Do you volunteer with any other organizations in the area?

W: Years ago, I phoned the volunteer coordinator of one of the largest SF shelters and was met with a tired and frustrated voice asking why I and so many others only want to serve Thanksgiving dinner, which had a lengthy waiting list, when there are so many other days in the year, like every day, when help is needed. It made me think of what it means to volunteer and to show commitment and dedication by showing up on a regular basis. I have volunteered as a Girl Scout leader for 27 years, and now am in the second generation with guiding my granddaughter Amy with all of the troop’s STEM, outreach, and adventurous activities while helping people at all times. I feel very lucky to be able to volunteer also at the Bayview Mission, St. Francis Food Bank, Laguna Honda Hospital, and with the dogs in custody at Animal Care and Control.  

What advice would you give to someone who’s interested in helping their community?

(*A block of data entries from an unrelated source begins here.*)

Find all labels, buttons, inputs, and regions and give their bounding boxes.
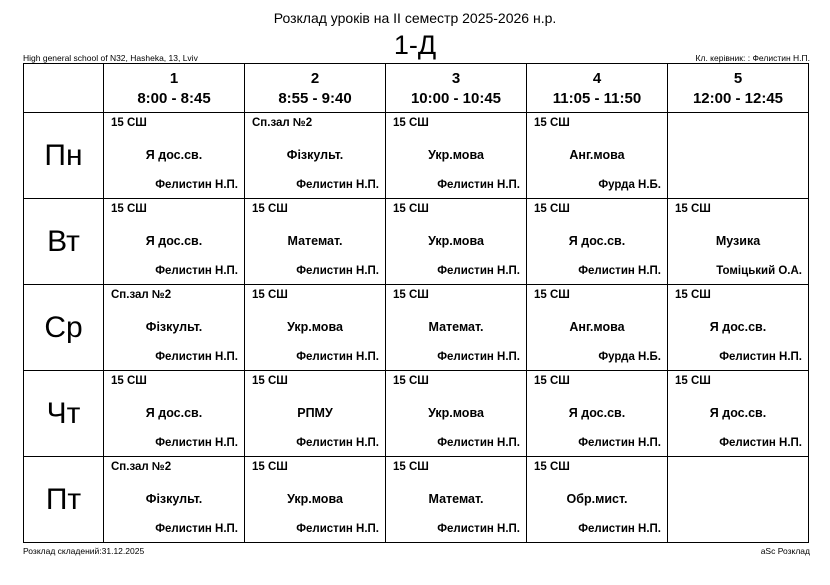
- lesson-cell: [245, 285, 386, 371]
- subject-label: Я дос.св.: [568, 234, 626, 248]
- corner-cell: [24, 64, 104, 113]
- subject-label: Фізкульт.: [145, 320, 203, 334]
- teacher-label: Фелистин Н.П.: [437, 351, 520, 363]
- subject-label: Музика: [715, 234, 761, 248]
- lesson-cell: [527, 113, 668, 199]
- period-header-4: [527, 64, 668, 113]
- teacher-label: Фелистин Н.П.: [155, 351, 238, 363]
- lesson-cell: [668, 371, 809, 457]
- day-row: [24, 199, 809, 285]
- room-label: 15 СШ: [393, 289, 429, 301]
- lesson-cell: [245, 371, 386, 457]
- room-label: Сп.зал №2: [252, 117, 313, 129]
- lesson-cell: [104, 457, 245, 543]
- room-label: Сп.зал №2: [111, 461, 172, 473]
- lesson-cell: [386, 113, 527, 199]
- period-header-2: [245, 64, 386, 113]
- day-row: [24, 371, 809, 457]
- room-label: 15 СШ: [393, 203, 429, 215]
- lesson-cell: [386, 285, 527, 371]
- subject-label: Укр.мова: [287, 320, 343, 334]
- lesson-cell: [245, 199, 386, 285]
- teacher-label: Фелистин Н.П.: [437, 523, 520, 535]
- teacher-label: Фелистин Н.П.: [296, 351, 379, 363]
- teacher-label: Фелистин Н.П.: [155, 265, 238, 277]
- room-label: 15 СШ: [252, 375, 288, 387]
- room-label: 15 СШ: [675, 289, 711, 301]
- subject-label: Математ.: [428, 320, 484, 334]
- period-header-5: [668, 64, 809, 113]
- app-credit: aSc Розклад: [760, 546, 810, 556]
- teacher-label: Фелистин Н.П.: [578, 265, 661, 277]
- room-label: 15 СШ: [534, 375, 570, 387]
- subject-label: Обр.мист.: [566, 492, 628, 506]
- teacher-label: Фелистин Н.П.: [155, 523, 238, 535]
- class-name-title: 1-Д: [393, 30, 437, 60]
- teacher-label: Фурда Н.Б.: [598, 351, 661, 363]
- timetable-grid: [23, 63, 809, 543]
- subject-label: РПМУ: [297, 406, 333, 420]
- lesson-cell: [527, 199, 668, 285]
- teacher-label: Фелистин Н.П.: [296, 179, 379, 191]
- subject-label: Я дос.св.: [145, 148, 203, 162]
- room-label: 15 СШ: [252, 461, 288, 473]
- period-number: 3: [451, 70, 461, 87]
- room-label: 15 СШ: [111, 203, 147, 215]
- subject-label: Математ.: [428, 492, 484, 506]
- room-label: Сп.зал №2: [111, 289, 172, 301]
- day-row: [24, 285, 809, 371]
- teacher-label: Фелистин Н.П.: [437, 179, 520, 191]
- room-label: 15 СШ: [393, 117, 429, 129]
- teacher-label: Фелистин Н.П.: [155, 437, 238, 449]
- day-row: [24, 457, 809, 543]
- period-header-row: [24, 64, 809, 113]
- subject-label: Укр.мова: [428, 148, 484, 162]
- period-time: 8:55 - 9:40: [278, 90, 352, 107]
- period-header-1: [104, 64, 245, 113]
- period-time: 10:00 - 10:45: [410, 90, 502, 107]
- period-number: 5: [733, 70, 743, 87]
- period-time: 8:00 - 8:45: [137, 90, 211, 107]
- day-label: Пн: [24, 113, 104, 199]
- class-teacher: Кл. керівник: : Фелистин Н.П.: [695, 53, 810, 63]
- teacher-label: Фелистин Н.П.: [578, 437, 661, 449]
- lesson-cell: [527, 457, 668, 543]
- lesson-cell: [245, 113, 386, 199]
- teacher-label: Фелистин Н.П.: [155, 179, 238, 191]
- lesson-cell: [104, 371, 245, 457]
- teacher-label: Фелистин Н.П.: [296, 523, 379, 535]
- room-label: 15 СШ: [252, 203, 288, 215]
- period-number: 2: [310, 70, 320, 87]
- lesson-cell: [527, 285, 668, 371]
- room-label: 15 СШ: [675, 203, 711, 215]
- room-label: 15 СШ: [252, 289, 288, 301]
- teacher-label: Фелистин Н.П.: [437, 265, 520, 277]
- day-label: Ср: [24, 285, 104, 371]
- empty-lesson-cell: [668, 113, 809, 199]
- lesson-cell: [245, 457, 386, 543]
- lesson-cell: [668, 285, 809, 371]
- period-time: 12:00 - 12:45: [692, 90, 784, 107]
- room-label: 15 СШ: [534, 289, 570, 301]
- day-label: Пт: [24, 457, 104, 543]
- teacher-label: Фелистин Н.П.: [437, 437, 520, 449]
- subject-label: Анг.мова: [569, 148, 625, 162]
- lesson-cell: [104, 113, 245, 199]
- subject-label: Я дос.св.: [145, 234, 203, 248]
- teacher-label: Фелистин Н.П.: [578, 523, 661, 535]
- lesson-cell: [527, 371, 668, 457]
- created-date: Розклад складений:31.12.2025: [23, 546, 145, 556]
- room-label: 15 СШ: [111, 117, 147, 129]
- subject-label: Я дос.св.: [709, 320, 767, 334]
- subject-label: Анг.мова: [569, 320, 625, 334]
- room-label: 15 СШ: [534, 203, 570, 215]
- subject-label: Укр.мова: [287, 492, 343, 506]
- timetable-subtitle: Розклад уроків на ІІ семестр 2025-2026 н.р.: [273, 10, 557, 26]
- period-number: 4: [592, 70, 602, 87]
- subject-label: Я дос.св.: [709, 406, 767, 420]
- empty-lesson-cell: [668, 457, 809, 543]
- teacher-label: Фелистин Н.П.: [296, 437, 379, 449]
- day-row: [24, 113, 809, 199]
- room-label: 15 СШ: [675, 375, 711, 387]
- subject-label: Я дос.св.: [568, 406, 626, 420]
- day-label: Чт: [24, 371, 104, 457]
- period-header-3: [386, 64, 527, 113]
- lesson-cell: [104, 285, 245, 371]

W: People find their own way while following their interests and passions and see where their journey in helping others may take them. I am always questioning my imprint, which seems so small, but I know as a whole, with a dedicated team of people working together, the impact may be truly felt. I see the homeless through a different lens and perspective now, then when I made that first phone call, and it is through the time and care put into a project you believe in to reach out that makes a difference. Another way of helping out is through donations of goods and funds. St. Francis Episcopal Church holds a yearly fundraiser, with 10% of the profit given to a non-profit. The 2018 Cinco de Mayo Gala was a success and it was logical to choose Burrito Project SF as the recipient. Because it only costs less than $1.00 to make a burrito through Burrito Project SF, over 1,800 people were given a burrito through this fun effort. This is such a win-win-win… throw a party, designate a portion of the profits to Burrito Project SF, and help feed the world!